Editor: In his play titled "The Cocktail Party," the British-American Nobel winning poet and playwright T.S. Eliot wrote, "Half of the harm that is done in this world is due to people who want to feel important. They don't mean to do harm - but the harm does not interest them. Or they do not see it, or they justify it because they are absorbed in the endless struggle to think well of themselves."
My quibble with Eliot's quote is the percentage. I think he underestimated how much harm is caused by "do gooders" who want to think good of themselves and in the process destroy freedoms.
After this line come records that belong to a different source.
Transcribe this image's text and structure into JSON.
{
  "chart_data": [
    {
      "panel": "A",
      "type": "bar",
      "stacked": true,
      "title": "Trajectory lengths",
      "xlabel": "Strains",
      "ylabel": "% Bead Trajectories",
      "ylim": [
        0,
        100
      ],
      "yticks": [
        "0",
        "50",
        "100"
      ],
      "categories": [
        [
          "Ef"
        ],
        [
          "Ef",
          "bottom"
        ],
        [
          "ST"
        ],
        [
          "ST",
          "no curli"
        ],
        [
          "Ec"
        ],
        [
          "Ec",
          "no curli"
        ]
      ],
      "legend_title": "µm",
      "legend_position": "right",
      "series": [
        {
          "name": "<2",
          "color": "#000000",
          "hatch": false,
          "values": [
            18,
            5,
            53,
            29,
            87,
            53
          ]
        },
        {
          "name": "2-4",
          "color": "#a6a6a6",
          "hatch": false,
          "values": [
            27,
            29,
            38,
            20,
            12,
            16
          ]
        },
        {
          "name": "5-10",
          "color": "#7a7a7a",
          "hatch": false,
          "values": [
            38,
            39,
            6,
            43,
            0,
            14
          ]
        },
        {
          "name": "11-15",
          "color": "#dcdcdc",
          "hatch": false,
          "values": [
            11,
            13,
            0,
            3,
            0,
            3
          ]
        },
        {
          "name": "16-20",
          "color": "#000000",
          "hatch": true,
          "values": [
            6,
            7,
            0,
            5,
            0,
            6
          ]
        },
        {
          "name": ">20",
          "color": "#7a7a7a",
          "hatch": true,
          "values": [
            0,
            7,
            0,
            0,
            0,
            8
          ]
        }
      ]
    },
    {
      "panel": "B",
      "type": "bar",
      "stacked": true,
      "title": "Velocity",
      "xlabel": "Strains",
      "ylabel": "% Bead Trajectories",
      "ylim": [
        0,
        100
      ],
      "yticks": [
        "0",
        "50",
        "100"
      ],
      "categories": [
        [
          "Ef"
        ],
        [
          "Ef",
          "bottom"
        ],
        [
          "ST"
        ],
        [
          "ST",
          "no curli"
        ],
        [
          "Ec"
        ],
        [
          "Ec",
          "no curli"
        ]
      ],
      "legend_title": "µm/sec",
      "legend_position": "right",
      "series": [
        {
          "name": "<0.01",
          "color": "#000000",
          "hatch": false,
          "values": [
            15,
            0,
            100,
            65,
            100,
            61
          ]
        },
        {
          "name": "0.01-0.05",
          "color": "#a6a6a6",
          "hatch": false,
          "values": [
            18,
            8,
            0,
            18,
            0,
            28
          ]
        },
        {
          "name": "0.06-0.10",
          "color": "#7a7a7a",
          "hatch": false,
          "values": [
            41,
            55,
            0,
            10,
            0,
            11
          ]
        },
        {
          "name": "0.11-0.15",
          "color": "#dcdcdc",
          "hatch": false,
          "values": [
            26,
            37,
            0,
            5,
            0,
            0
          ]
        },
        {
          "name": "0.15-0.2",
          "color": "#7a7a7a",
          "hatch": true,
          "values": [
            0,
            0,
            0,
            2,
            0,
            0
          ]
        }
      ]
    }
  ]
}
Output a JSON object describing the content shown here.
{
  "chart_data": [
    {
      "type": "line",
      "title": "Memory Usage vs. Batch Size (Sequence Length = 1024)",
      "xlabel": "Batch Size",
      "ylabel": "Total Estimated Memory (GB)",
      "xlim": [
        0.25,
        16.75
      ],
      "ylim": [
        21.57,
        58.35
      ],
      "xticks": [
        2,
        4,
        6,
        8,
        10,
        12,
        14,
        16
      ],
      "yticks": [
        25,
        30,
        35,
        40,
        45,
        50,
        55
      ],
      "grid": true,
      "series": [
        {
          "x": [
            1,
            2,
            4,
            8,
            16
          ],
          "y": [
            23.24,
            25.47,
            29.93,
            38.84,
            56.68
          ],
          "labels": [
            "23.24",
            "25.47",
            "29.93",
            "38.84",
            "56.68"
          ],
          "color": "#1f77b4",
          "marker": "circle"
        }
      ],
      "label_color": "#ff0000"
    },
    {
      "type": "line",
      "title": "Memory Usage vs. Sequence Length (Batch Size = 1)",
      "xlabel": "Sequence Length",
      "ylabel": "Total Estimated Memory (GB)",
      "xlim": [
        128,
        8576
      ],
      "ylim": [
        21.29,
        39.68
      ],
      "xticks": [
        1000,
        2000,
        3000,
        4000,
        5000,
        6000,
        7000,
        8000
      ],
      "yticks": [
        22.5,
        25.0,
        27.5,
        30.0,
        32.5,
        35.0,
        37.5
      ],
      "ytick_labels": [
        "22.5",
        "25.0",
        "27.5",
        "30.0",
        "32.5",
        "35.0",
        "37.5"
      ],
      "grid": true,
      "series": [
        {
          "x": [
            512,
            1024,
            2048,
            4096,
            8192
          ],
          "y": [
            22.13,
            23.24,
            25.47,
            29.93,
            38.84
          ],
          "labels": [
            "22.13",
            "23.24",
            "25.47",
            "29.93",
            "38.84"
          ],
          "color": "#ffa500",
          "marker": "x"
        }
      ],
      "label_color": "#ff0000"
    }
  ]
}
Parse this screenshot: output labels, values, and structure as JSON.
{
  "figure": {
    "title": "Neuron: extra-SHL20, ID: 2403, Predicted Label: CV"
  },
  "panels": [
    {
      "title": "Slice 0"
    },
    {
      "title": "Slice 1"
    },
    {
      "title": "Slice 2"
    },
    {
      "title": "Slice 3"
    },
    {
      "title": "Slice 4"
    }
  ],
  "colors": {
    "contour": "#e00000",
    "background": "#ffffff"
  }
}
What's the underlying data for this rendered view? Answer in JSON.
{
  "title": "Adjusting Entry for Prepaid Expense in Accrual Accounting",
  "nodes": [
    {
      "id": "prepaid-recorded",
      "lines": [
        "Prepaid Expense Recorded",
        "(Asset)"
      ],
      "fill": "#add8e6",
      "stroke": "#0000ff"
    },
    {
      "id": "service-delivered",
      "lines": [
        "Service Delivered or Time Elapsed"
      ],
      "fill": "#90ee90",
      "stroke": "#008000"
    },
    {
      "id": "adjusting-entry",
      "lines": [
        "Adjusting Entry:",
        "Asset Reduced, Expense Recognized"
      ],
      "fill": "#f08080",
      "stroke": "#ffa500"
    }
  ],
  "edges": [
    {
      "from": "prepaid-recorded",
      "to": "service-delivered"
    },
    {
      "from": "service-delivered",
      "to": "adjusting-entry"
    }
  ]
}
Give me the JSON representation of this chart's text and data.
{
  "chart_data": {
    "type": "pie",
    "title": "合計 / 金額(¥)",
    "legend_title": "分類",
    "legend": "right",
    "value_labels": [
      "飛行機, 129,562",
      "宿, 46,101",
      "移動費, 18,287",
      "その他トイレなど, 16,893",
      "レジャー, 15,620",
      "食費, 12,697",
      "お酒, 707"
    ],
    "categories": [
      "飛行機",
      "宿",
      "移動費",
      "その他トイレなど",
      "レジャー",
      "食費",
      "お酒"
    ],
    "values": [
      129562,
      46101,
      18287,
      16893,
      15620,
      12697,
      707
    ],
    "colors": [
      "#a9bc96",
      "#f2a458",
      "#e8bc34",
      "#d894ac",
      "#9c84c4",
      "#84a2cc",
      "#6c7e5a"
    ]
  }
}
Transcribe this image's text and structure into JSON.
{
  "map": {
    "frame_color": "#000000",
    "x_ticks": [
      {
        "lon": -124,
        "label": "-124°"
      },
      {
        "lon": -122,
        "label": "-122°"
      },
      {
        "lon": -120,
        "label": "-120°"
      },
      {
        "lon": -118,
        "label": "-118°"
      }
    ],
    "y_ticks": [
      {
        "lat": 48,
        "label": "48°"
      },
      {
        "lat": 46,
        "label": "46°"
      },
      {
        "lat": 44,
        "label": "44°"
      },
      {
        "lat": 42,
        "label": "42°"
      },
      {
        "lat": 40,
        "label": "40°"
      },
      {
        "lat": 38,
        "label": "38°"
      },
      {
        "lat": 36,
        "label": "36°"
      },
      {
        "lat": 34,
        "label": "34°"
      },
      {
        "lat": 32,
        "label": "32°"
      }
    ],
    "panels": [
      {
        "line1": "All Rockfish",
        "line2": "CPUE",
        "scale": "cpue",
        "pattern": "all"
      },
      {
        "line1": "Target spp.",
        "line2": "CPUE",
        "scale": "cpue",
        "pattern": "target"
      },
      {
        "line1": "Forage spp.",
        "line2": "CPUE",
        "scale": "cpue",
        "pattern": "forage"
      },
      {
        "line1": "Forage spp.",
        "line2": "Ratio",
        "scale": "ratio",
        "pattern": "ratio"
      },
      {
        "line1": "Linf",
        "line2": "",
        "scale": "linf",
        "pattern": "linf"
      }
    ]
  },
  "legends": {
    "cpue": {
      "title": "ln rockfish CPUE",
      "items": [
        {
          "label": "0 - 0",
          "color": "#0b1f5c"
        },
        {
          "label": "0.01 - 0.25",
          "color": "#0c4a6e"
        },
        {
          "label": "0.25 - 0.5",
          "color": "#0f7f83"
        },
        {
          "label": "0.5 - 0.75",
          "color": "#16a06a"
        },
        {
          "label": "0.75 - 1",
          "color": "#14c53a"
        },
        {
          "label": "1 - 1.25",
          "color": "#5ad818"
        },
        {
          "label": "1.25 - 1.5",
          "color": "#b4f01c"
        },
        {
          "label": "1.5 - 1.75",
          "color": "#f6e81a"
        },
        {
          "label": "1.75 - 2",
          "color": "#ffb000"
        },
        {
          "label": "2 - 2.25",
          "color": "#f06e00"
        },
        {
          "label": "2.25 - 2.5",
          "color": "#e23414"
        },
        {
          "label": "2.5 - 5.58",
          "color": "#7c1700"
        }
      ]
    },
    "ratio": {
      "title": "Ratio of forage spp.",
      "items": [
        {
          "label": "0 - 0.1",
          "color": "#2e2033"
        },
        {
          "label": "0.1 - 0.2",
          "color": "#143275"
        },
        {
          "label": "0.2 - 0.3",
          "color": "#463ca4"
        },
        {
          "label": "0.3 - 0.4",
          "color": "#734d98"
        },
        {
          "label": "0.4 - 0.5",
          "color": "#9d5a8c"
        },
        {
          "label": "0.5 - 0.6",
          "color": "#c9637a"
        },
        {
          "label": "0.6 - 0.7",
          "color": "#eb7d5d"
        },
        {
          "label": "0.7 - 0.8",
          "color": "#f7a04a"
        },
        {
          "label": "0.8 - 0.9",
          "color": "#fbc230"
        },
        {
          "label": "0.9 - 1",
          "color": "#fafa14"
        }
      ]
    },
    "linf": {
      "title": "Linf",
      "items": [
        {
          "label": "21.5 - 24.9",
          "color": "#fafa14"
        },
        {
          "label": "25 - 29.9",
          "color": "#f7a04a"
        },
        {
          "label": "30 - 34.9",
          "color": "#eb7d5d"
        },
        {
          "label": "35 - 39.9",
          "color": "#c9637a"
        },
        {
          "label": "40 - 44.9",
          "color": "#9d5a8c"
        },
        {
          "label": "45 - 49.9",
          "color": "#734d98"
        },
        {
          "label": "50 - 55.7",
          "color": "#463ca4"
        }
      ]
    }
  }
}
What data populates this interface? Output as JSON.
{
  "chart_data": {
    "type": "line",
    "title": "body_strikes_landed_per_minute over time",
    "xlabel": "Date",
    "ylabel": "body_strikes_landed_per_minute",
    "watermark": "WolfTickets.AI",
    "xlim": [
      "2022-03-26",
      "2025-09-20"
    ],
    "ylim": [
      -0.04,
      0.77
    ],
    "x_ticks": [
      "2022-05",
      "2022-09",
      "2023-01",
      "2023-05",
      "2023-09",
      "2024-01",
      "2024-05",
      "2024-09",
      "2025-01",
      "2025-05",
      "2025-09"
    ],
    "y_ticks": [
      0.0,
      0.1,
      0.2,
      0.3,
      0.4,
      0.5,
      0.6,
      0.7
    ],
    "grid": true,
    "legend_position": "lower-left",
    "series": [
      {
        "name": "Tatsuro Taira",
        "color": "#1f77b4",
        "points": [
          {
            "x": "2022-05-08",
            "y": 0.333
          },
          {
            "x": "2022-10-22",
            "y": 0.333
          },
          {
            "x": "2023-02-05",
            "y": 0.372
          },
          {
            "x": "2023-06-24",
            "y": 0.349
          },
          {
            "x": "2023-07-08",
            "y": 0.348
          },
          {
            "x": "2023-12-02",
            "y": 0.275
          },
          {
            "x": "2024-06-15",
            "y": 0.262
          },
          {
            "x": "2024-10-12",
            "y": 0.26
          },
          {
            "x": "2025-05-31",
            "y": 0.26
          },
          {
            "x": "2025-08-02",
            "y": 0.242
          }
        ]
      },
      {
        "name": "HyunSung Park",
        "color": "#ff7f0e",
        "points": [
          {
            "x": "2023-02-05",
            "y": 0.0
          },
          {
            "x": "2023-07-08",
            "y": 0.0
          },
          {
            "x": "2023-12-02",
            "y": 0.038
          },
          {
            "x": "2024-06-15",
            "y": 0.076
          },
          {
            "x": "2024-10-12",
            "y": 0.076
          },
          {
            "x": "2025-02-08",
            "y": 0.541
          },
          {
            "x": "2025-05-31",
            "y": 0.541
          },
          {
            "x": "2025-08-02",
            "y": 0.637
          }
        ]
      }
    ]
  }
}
The late Stephen Covey wrote about focusing on your circle of influence versus your circle of concern. His premise related to this was people who focused on things outside of their control usually saw their circle of influence reduced. On the other hand, those who focused on things they could truly impact usually saw their circle of influence increase and thus achieved more.
I believe strongly in stewardship and being of service. Frankly, however, I've seen a lot of people get so wound up in doing good for humanity or the Earth, that they really don't get much accomplished. In fact, a true tragedy is when they get so overly angry at their fellow humans that life loses meaning.
In hindsight as a younger person, I probably had a tendency in those directions. Getting married and having a family was probably the best decision(s) I ever made. It provided me with concrete purposes and directions.
We all make our own way in life, and that course may not be for everyone, but you could do a lot worse. Frankly, I think esoteric doing good is way overrated. Being a productive member of society is not.